Wybory się nie odbyły, karty do głosowania korespondencyjnego nie zostały wykorzystane, nie ma zatem mowy o wypełnieniu znamion przestępstwa - stwierdziła prokuratura i odmówiła wszczęcia śledztwa. Zawiadomienie dotyczyło "podrobienia (...) w celu użycia za autentyczne, kart do głosowania w wyborach" kopertowych w 2020 roku. Decyzję prokuratury komentowali politycy w Sejmie.

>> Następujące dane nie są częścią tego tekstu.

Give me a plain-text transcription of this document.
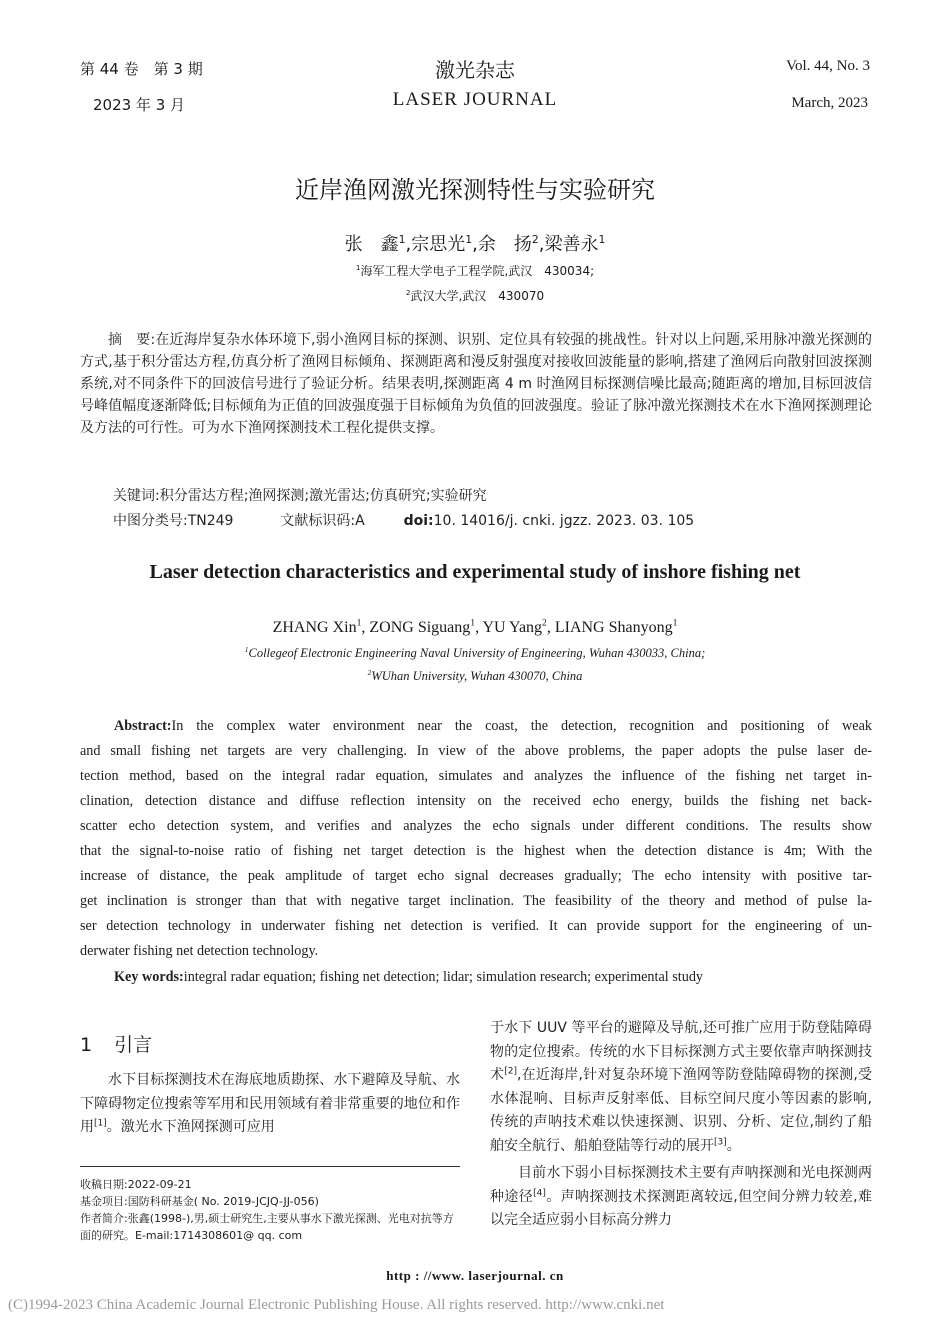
第 44 卷　第 3 期
2023 年 3 月
激光杂志
LASER JOURNAL
Vol. 44, No. 3
March, 2023
近岸渔网激光探测特性与实验研究
张　鑫$^1$,宗思光$^1$,余　扬$^2$,梁善永$^1$
$^1$海军工程大学电子工程学院,武汉　430034;
$^2$武汉大学,武汉　430070
摘　要:在近海岸复杂水体环境下,弱小渔网目标的探测、识别、定位具有较强的挑战性。针对以上问题,采用脉冲激光探测的方式,基于积分雷达方程,仿真分析了渔网目标倾角、探测距离和漫反射强度对接收回波能量的影响,搭建了渔网后向散射回波探测系统,对不同条件下的回波信号进行了验证分析。结果表明,探测距离 4 m 时渔网目标探测信噪比最高;随距离的增加,目标回波信号峰值幅度逐渐降低;目标倾角为正值的回波强度强于目标倾角为负值的回波强度。验证了脉冲激光探测技术在水下渔网探测理论及方法的可行性。可为水下渔网探测技术工程化提供支撑。
关键词:积分雷达方程;渔网探测;激光雷达;仿真研究;实验研究
中图分类号:TN249	文献标识码:A	doi:10. 14016/j. cnki. jgzz. 2023. 03. 105
Laser detection characteristics and experimental study of inshore fishing net
ZHANG Xin$^1$, ZONG Siguang$^1$, YU Yang$^2$, LIANG Shanyong$^1$
$^1$Collegeof Electronic Engineering Naval University of Engineering, Wuhan 430033, China;
$^2$WUhan University, Wuhan 430070, China
Abstract:In the complex water environment near the coast, the detection, recognition and positioning of weak
and small fishing net targets are very challenging. In view of the above problems, the paper adopts the pulse laser de-
tection method, based on the integral radar equation, simulates and analyzes the influence of the fishing net target in-
clination, detection distance and diffuse reflection intensity on the received echo energy, builds the fishing net back-
scatter echo detection system, and verifies and analyzes the echo signals under different conditions. The results show
that the signal-to-noise ratio of fishing net target detection is the highest when the detection distance is 4m; With the
increase of distance, the peak amplitude of target echo signal decreases gradually; The echo intensity with positive tar-
get inclination is stronger than that with negative target inclination. The feasibility of the theory and method of pulse la-
ser detection technology in underwater fishing net detection is verified. It can provide support for the engineering of un-
derwater fishing net detection technology.
Key words:integral radar equation; fishing net detection; lidar; simulation research; experimental study
1 引言

水下目标探测技术在海底地质勘探、水下避障及导航、水下障碍物定位搜索等军用和民用领域有着非常重要的地位和作用[1]。激光水下渔网探测可应用

收稿日期:2022-09-21
基金项目:国防科研基金( No. 2019-JCJQ-JJ-056)
作者简介:张鑫(1998-),男,硕士研究生,主要从事水下激光探测、光电对抗等方面的研究。E-mail:1714308601@ qq. com

于水下 UUV 等平台的避障及导航,还可推广应用于防登陆障碍物的定位搜索。传统的水下目标探测方式主要依靠声呐探测技术[2],在近海岸,针对复杂环境下渔网等防登陆障碍物的探测,受水体混响、目标声反射率低、目标空间尺度小等因素的影响,传统的声呐技术难以快速探测、识别、分析、定位,制约了船舶安全航行、船舶登陆等行动的展开[3]。

目前水下弱小目标探测技术主要有声呐探测和光电探测两种途径[4]。声呐探测技术探测距离较远,但空间分辨力较差,难以完全适应弱小目标高分辨力

http : //www. laserjournal. cn
(C)1994-2023 China Academic Journal Electronic Publishing House. All rights reserved. http://www.cnki.net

Ośrodek Monitorowania Zachowań Rasistowskich i Ksenofobicznych złożył zawiadomienie do prokuratury w październiku 2020 roku w sprawie "podrobienia (...) w celu użycia za autentyczne, kart do głosowania w wyborach". Chodzi o tak zwane wybory kopertowe, które ostatecznie się nie odbyły.
CZYTAJ WIĘCEJ: Wybory, których nie było, kosztowały blisko 70 milionów >>>
Kto, w celu użycia za autentyczny, podrabia lub przerabia dokument lub takiego dokumentu jako autentycznego używa, podlega grzywnie, karze ograniczenia wolności albo pozbawienia wolności od 3 miesięcy do lat 5.

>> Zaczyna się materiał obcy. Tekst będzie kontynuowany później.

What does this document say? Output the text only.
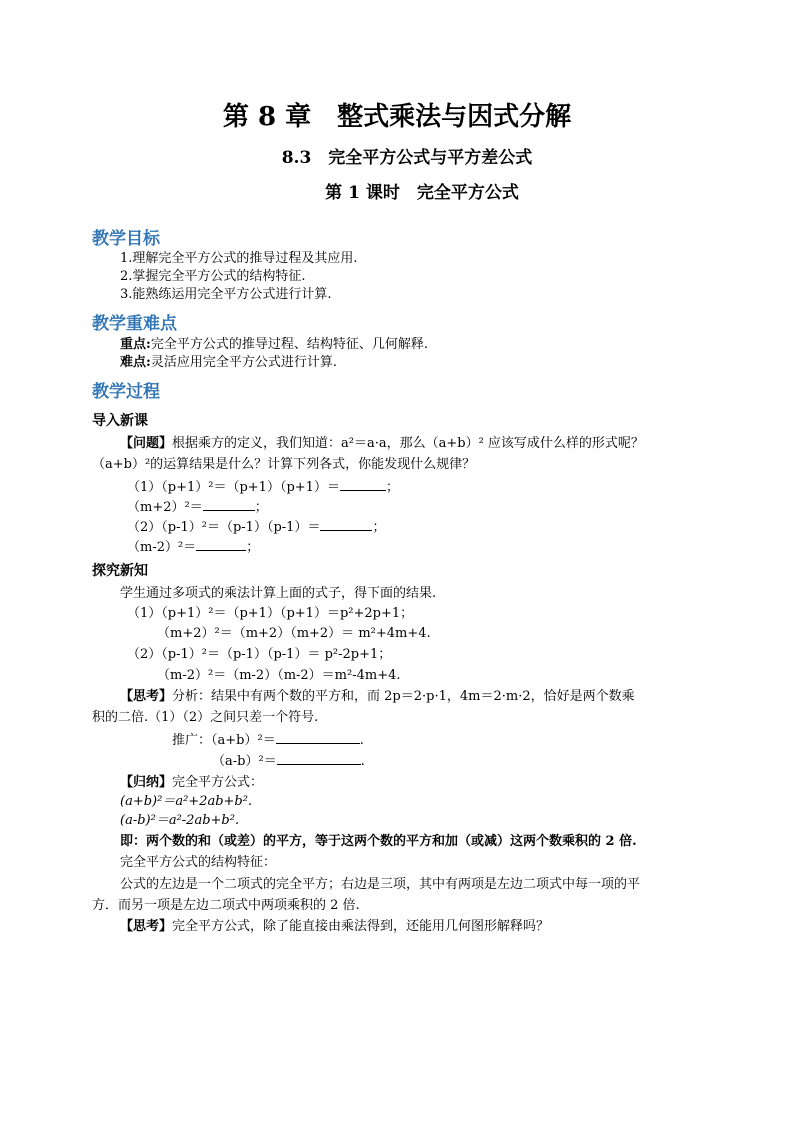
第 8 章　整式乘法与因式分解
8.3　完全平方公式与平方差公式
第 1 课时　完全平方公式
教学目标
1.理解完全平方公式的推导过程及其应用.
2.掌握完全平方公式的结构特征.
3.能熟练运用完全平方公式进行计算.
教学重难点
重点:完全平方公式的推导过程、结构特征、几何解释.
难点:灵活应用完全平方公式进行计算.
教学过程
导入新课
【问题】根据乘方的定义，我们知道：a²＝a·a，那么（a+b）² 应该写成什么样的形式呢？
（a+b）²的运算结果是什么？计算下列各式，你能发现什么规律？
（1）（p+1）²＝（p+1）（p+1）＝	；
（m+2）²＝	；
（2）（p-1）²＝（p-1）（p-1）＝	；
（m-2）²＝	；
探究新知
学生通过多项式的乘法计算上面的式子，得下面的结果.
（1）（p+1）²＝（p+1）（p+1）＝p²+2p+1；
（m+2）²＝（m+2）（m+2）＝ m²+4m+4.
（2）（p-1）²＝（p-1）（p-1）＝ p²-2p+1；
（m-2）²＝（m-2）（m-2）＝m²-4m+4.
【思考】分析：结果中有两个数的平方和，而 2p＝2·p·1，4m＝2·m·2，恰好是两个数乘
积的二倍.（1）（2）之间只差一个符号.
推广：（a+b）²＝	.
（a-b）²＝	.
【归纳】完全平方公式：
(a+b)²＝a²+2ab+b².
(a-b)²＝a²-2ab+b².
即：两个数的和（或差）的平方，等于这两个数的平方和加（或减）这两个数乘积的 2 倍.
完全平方公式的结构特征：
公式的左边是一个二项式的完全平方；右边是三项，其中有两项是左边二项式中每一项的平
方．而另一项是左边二项式中两项乘积的 2 倍.
【思考】完全平方公式，除了能直接由乘法得到，还能用几何图形解释吗？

Prokuratura o wątku fałszerstwa w sprawie wyborów kopertowych i roli ministra Jacka Sasina
Prokuratura odmówiła wszczęcia śledztwa w tej sprawie - wynika z opublikowanego w mediach społecznościowych przez Ośrodek Monitorowania Zachowań Rasistowskich i Ksenofobicznych uzasadnienia prokuratury z 16 listopada.
Czytamy w nim, że "nie ujawniono żadnych okoliczności świadczących o tym, by Minister Aktywów Państwowych - Jacek Sasin dopuścił się przestępstwa polegającego na podrobieniu kart wyborczych poprzez nieumieszczenie na nich pieczęci Państwowej Komisji Wyborczej, daty oraz czerwonych pasków, działając bez podstaw prawnych".

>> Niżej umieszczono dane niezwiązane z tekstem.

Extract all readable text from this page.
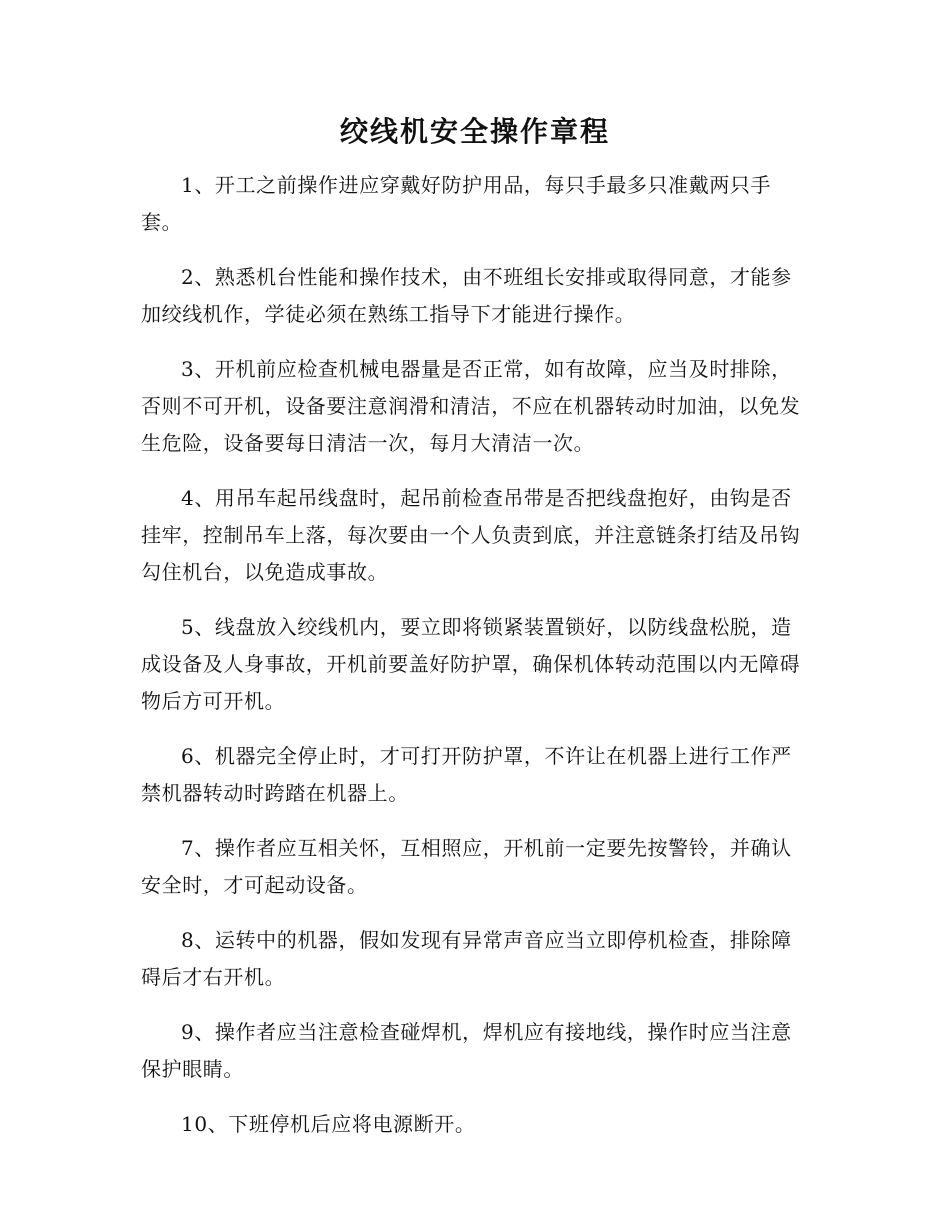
绞线机安全操作章程

1、开工之前操作进应穿戴好防护用品，每只手最多只准戴两只手套。

2、熟悉机台性能和操作技术，由不班组长安排或取得同意，才能参加绞线机作，学徒必须在熟练工指导下才能进行操作。

3、开机前应检查机械电器量是否正常，如有故障，应当及时排除，否则不可开机，设备要注意润滑和清洁，不应在机器转动时加油，以免发生危险，设备要每日清洁一次，每月大清洁一次。

4、用吊车起吊线盘时，起吊前检查吊带是否把线盘抱好，由钩是否挂牢，控制吊车上落，每次要由一个人负责到底，并注意链条打结及吊钩勾住机台，以免造成事故。

5、线盘放入绞线机内，要立即将锁紧装置锁好，以防线盘松脱，造成设备及人身事故，开机前要盖好防护罩，确保机体转动范围以内无障碍物后方可开机。

6、机器完全停止时，才可打开防护罩，不许让在机器上进行工作严禁机器转动时跨踏在机器上。

7、操作者应互相关怀，互相照应，开机前一定要先按警铃，并确认安全时，才可起动设备。

8、运转中的机器，假如发现有异常声音应当立即停机检查，排除障碍后才右开机。

9、操作者应当注意检查碰焊机，焊机应有接地线，操作时应当注意保护眼睛。

10、下班停机后应将电源断开。
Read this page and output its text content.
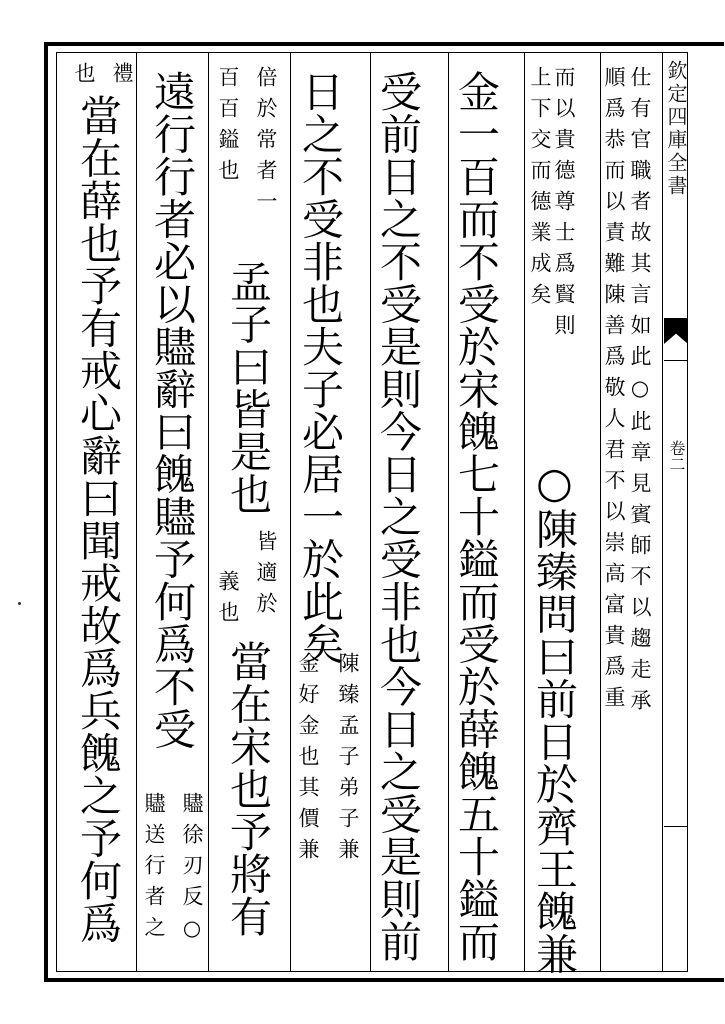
欽定四庫全書
卷二
仕有官職者故其言如此○此章見賓師不以趨走承
順爲恭而以責難陳善爲敬人君不以崇高富貴爲重
而以貴德尊士爲賢則
上下交而德業成矣
○陳臻問曰前日於齊王餽兼
金一百而不受於宋餽七十鎰而受於薛餽五十鎰而
受前日之不受是則今日之受非也今日之受是則前
日之不受非也夫子必居一於此矣
陳臻孟子弟子兼
金好金也其價兼
倍於常者一
百百鎰也
孟子曰皆是也
皆適於
義也
當在宋也予將有
遠行行者必以贐辭曰餽贐予何爲不受
贐徐刃反○
贐送行者之
禮
也
當在薛也予有戒心辭曰聞戒故爲兵餽之予何爲
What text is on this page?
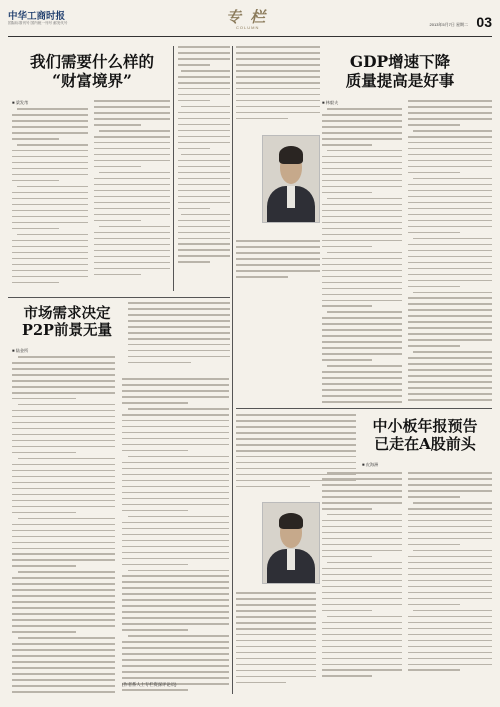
中华工商时报
国际标准刊号 国内统一刊号 邮发代号	专 栏
COLUMN
2013年5月7日 星期二 03
我们需要什么样的
“财富境界”
■ 梁发芾
GDP增速下降
质量提高是好事
■ 林毅夫
市场需求决定
P2P前景无量
■ 陆金所
(作者系人士专栏资深评论员)
中小板年报预告
已走在A股前头
■ 皮海洲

Dodatkowo prokuratura wskazała, że "wybory w dniu 10 maja 2020 roku nie odbyły się, zatem karty do głosowania korespondencyjnego nie zostały wykorzystane".
"Nie wiadomo zatem, skąd zawiadamiający wysnuł wnioski, jakoby przedmiotowe karty miały być podrabiane. Nie ma tu zatem mowy o wypełnieniu znamion przestępstwa przez Ministra Aktywów Państwowych ani Pracowników Polskiej Wytwórni Papierów Wartościowych, którzy byli odpowiedzialni za ich drukowanie" - czytamy w opublikowanym przez OMZRiK uzasadnieniu prokuratury.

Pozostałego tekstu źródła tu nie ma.